Filters were being removed and inspected in the OR and the quality check for holes was done over the contents. Consider why one might do this and what are the risks. We learned that this is something many have been told to do by another container supplier, and with good reason.  Their filter retention plate assembly is OPEN not offset (like ours). Take off the lid, remove the filter from the retention plate and hold it up to the light. CAUTION: If you must check the filter never do it anywhere near the sterile field or over the contents of the container.



Filter(s) in sterilization containers remove particulate matter and microorganisms through a combination of sieving, screening, entrapment, impaction, and electrostatic attraction of particles (including microbes).The filter permits the passage of air and sterilants; it also provides a microbial barrier. Filters are systems or elements used to remove substances such as dust or dirt, even bacteria, as they pass through the filtering media.The purpose of the filter in filtered sterilization containers is to be not only a microbial barrier, but one that keeps the nasties from the environment from getting into the sterilized load. Particles from the environment are collected on the surface of the filter during transport and handling.

A step ahead

At Case Medical, we designed a universal container system that is compatible with all sterilization modalities and devices that can be sterilized; and we have an offset vent pattern that protects the sterile contents from the environment.  Try this little experiment! Use a sharp item, even a pen, and try to create a hole through our filter retention plate.  You will likely find that it is simply impossible to do so because of our offset design. Do not inspect filters in the OR when you have SteriTite containers, or you can as in this week’s scenario dump the nasties the filter has captured over the load.  Yes, our competitor tells you to do so.  We say, no way! 
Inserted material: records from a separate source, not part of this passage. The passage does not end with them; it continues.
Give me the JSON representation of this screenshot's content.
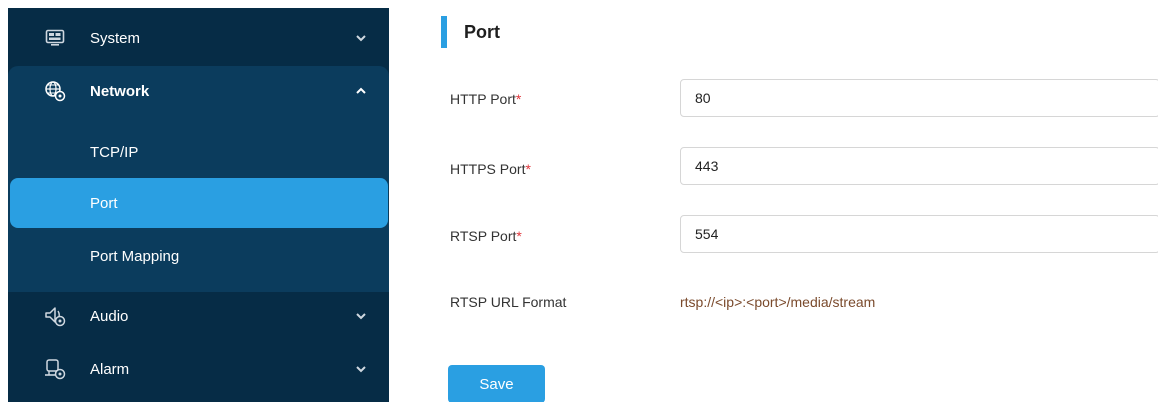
{
  "sidebar": {
    "system": {
      "label": "System",
      "icon": "monitor-icon"
    },
    "network": {
      "label": "Network",
      "icon": "globe-gear-icon"
    },
    "network_items": [
      {
        "label": "TCP/IP",
        "active": false
      },
      {
        "label": "Port",
        "active": true
      },
      {
        "label": "Port Mapping",
        "active": false
      }
    ],
    "audio": {
      "label": "Audio",
      "icon": "speaker-gear-icon"
    },
    "alarm": {
      "label": "Alarm",
      "icon": "alarm-gear-icon"
    }
  },
  "main": {
    "title": "Port",
    "fields": {
      "http": {
        "label": "HTTP Port",
        "required_mark": "*",
        "value": "80"
      },
      "https": {
        "label": "HTTPS Port",
        "required_mark": "*",
        "value": "443"
      },
      "rtsp": {
        "label": "RTSP Port",
        "required_mark": "*",
        "value": "554"
      }
    },
    "rtsp_url": {
      "label": "RTSP URL Format",
      "value": "rtsp://<ip>:<port>/media/stream"
    },
    "save_label": "Save"
  },
  "colors": {
    "sidebar_bg": "#062c46",
    "submenu_bg": "#0b3c5d",
    "accent": "#2a9fe2",
    "required": "#e0353b",
    "url_text": "#7a4a2c"
  }
}
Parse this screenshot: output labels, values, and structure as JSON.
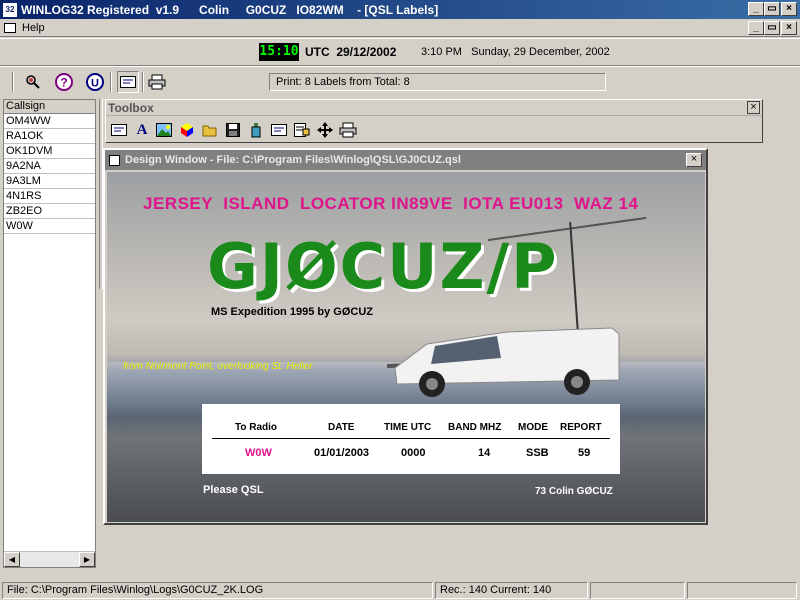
{
  "window": {
    "title": "WINLOG32 Registered  v1.9      Colin     G0CUZ   IO82WM    - [QSL Labels]",
    "icon_label": "32"
  },
  "menu": {
    "help": "Help"
  },
  "time": {
    "clock": "15:10",
    "utc_label": "UTC  29/12/2002",
    "local": "3:10 PM   Sunday, 29 December, 2002"
  },
  "toolbar": {
    "print_info": "Print: 8 Labels from Total: 8"
  },
  "callsign_list": {
    "header": "Callsign",
    "items": [
      "OM4WW",
      "RA1OK",
      "OK1DVM",
      "9A2NA",
      "9A3LM",
      "4N1RS",
      "ZB2EO",
      "W0W"
    ]
  },
  "toolbox": {
    "title": "Toolbox"
  },
  "design_window": {
    "title": "Design Window - File: C:\\Program Files\\Winlog\\QSL\\GJ0CUZ.qsl",
    "headline": "JERSEY  ISLAND  LOCATOR IN89VE  IOTA EU013  WAZ 14",
    "callsign": "GJØCUZ/P",
    "expedition": "MS Expedition 1995 by GØCUZ",
    "location": "from Noirmont Point, overlooking St. Helier",
    "table": {
      "headers": [
        "To Radio",
        "DATE",
        "TIME UTC",
        "BAND MHZ",
        "MODE",
        "REPORT"
      ],
      "row": [
        "W0W",
        "01/01/2003",
        "0000",
        "14",
        "SSB",
        "59"
      ]
    },
    "please_qsl": "Please QSL",
    "signoff": "73 Colin GØCUZ"
  },
  "status": {
    "file": "File: C:\\Program Files\\Winlog\\Logs\\G0CUZ_2K.LOG",
    "records": "Rec.: 140  Current: 140"
  },
  "colors": {
    "headline": "#e0148c",
    "callsign": "#1a8a1a",
    "location": "#e8f000",
    "table_call": "#e0148c",
    "clock_fg": "#00ff00"
  }
}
Case Medical is a US manufacturer of products for instrument processing. At Case Medical, we believe in science, truthful information, validation, and best practices. If you have any questions about our products or claims contact us at [email protected]. 


It’s simple! Follow best practice; use safer chemicals to clean; and importantly, follow with a thorough rinse under the flow of water to remove all residue and with filtered water when your water is hard.  Numerous certifications, validations and awards for our products are not going to change common practice and personal preference. Case Medical is a U.S. EPA Safer Choice Partner of the Year and has FDA 510k clearance for our reusable products.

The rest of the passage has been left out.